His two kids (Trachtenberg and Knight) practically have no communication with him and he finds himself being passed for promotions at the job he hates.
Wallowing in regret and self pity he wishes he could go back in time to fix everything he did wrong and with the help of some movie magic he falls into a river, following a freaky accident and finds himself back in his 17-year-old body.
And only in the movies can Perry become Zac Efron. With his newfound youth he goes back to high school and tries to fix his relationship with his children and tries to get back with his wife leading to all kinds of inappropriate, yet somehow not disturbing, situations that lead to all sorts of comedic twists.
If this sounds too much like an inverted "Big", "13 Going on 30" and at least two dozen TV show premises it's because it completely is, so how do you turn a cliché ridden, predictable film into a successful, entertaining piece of pop culture?
Apparently by hiring Zac Efron in the lead role.
The 21-year-old drives the entire movie counting basically on pure charm and star magnetism.

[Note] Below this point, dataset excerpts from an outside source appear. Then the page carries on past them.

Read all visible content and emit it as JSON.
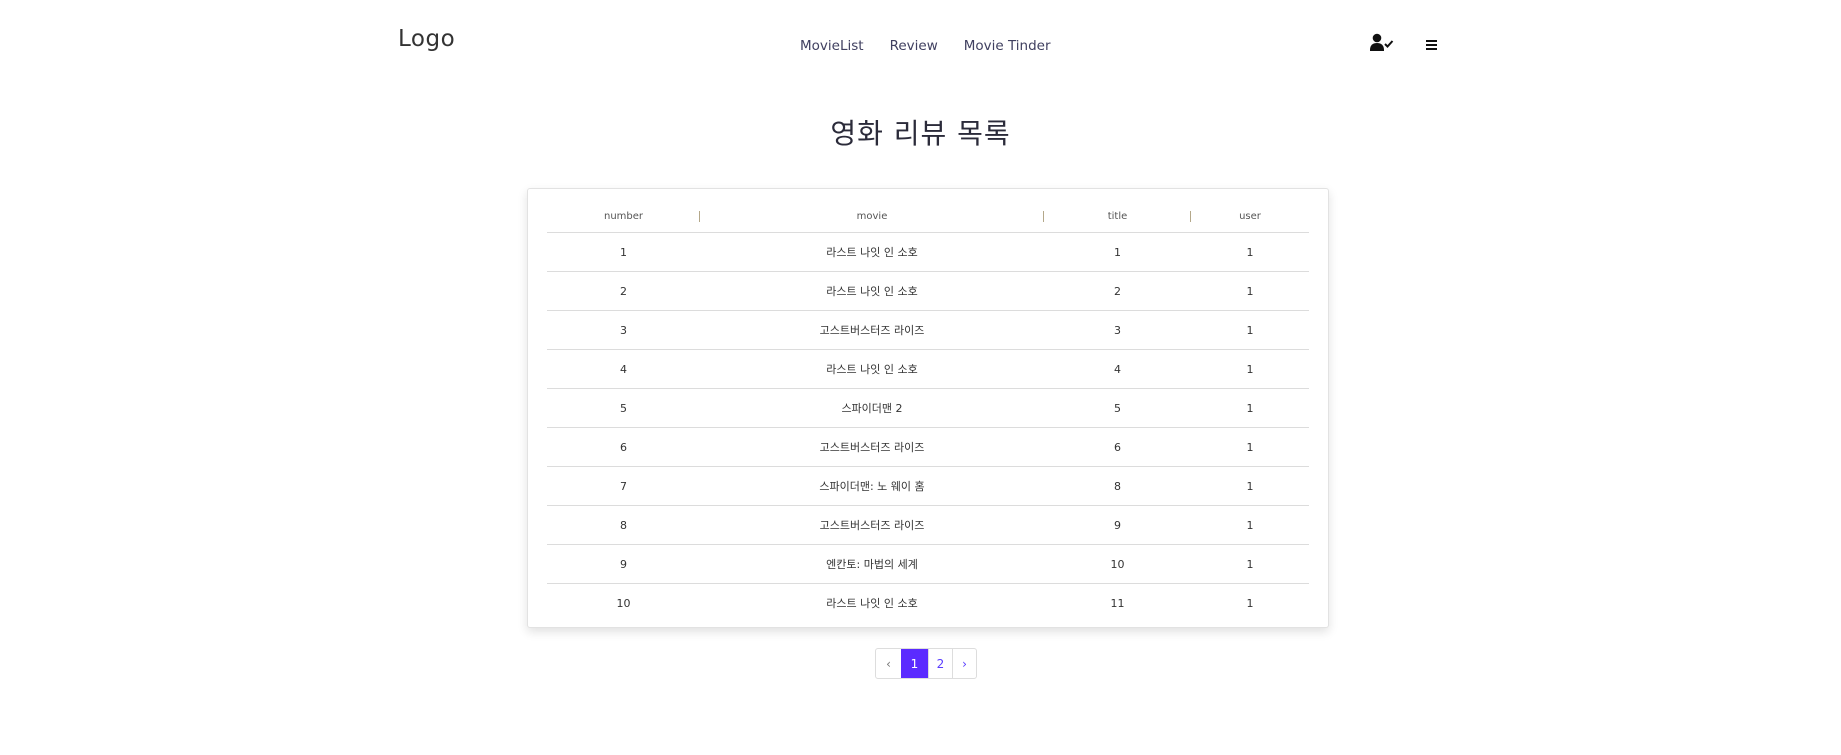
{
  "header": {
    "logo": "Logo",
    "nav": [
      "MovieList",
      "Review",
      "Movie Tinder"
    ]
  },
  "main": {
    "title": "영화 리뷰 목록",
    "table": {
      "columns": [
        "number",
        "movie",
        "title",
        "user"
      ],
      "rows": [
        [
          "1",
          "라스트 나잇 인 소호",
          "1",
          "1"
        ],
        [
          "2",
          "라스트 나잇 인 소호",
          "2",
          "1"
        ],
        [
          "3",
          "고스트버스터즈 라이즈",
          "3",
          "1"
        ],
        [
          "4",
          "라스트 나잇 인 소호",
          "4",
          "1"
        ],
        [
          "5",
          "스파이더맨 2",
          "5",
          "1"
        ],
        [
          "6",
          "고스트버스터즈 라이즈",
          "6",
          "1"
        ],
        [
          "7",
          "스파이더맨: 노 웨이 홈",
          "8",
          "1"
        ],
        [
          "8",
          "고스트버스터즈 라이즈",
          "9",
          "1"
        ],
        [
          "9",
          "엔칸토: 마법의 세계",
          "10",
          "1"
        ],
        [
          "10",
          "라스트 나잇 인 소호",
          "11",
          "1"
        ]
      ]
    },
    "pagination": {
      "prev": "‹",
      "pages": [
        "1",
        "2"
      ],
      "current": "1",
      "next": "›"
    }
  },
  "icons": {
    "user": "user-check-icon",
    "menu": "hamburger-menu-icon"
  },
  "colors": {
    "accent": "#5b2bff",
    "text": "#2b2b3a"
  }
}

Obviously his presence will attract fans of his previous tween work and screaming schoolgirls (and some grownups who will act like that too), but after a while of just playing it cool Efron unveils layers that show that he can also act!
And he's pretty good at it; very few young actors would be able to convey the sense of loss and regret Efron achieves in a particularly moving scene in a courtroom and then work it like a pro in the dancefloor.
While the filmmakers childishly try to make the most out of his smile and abs, Efron is working on a completely different league.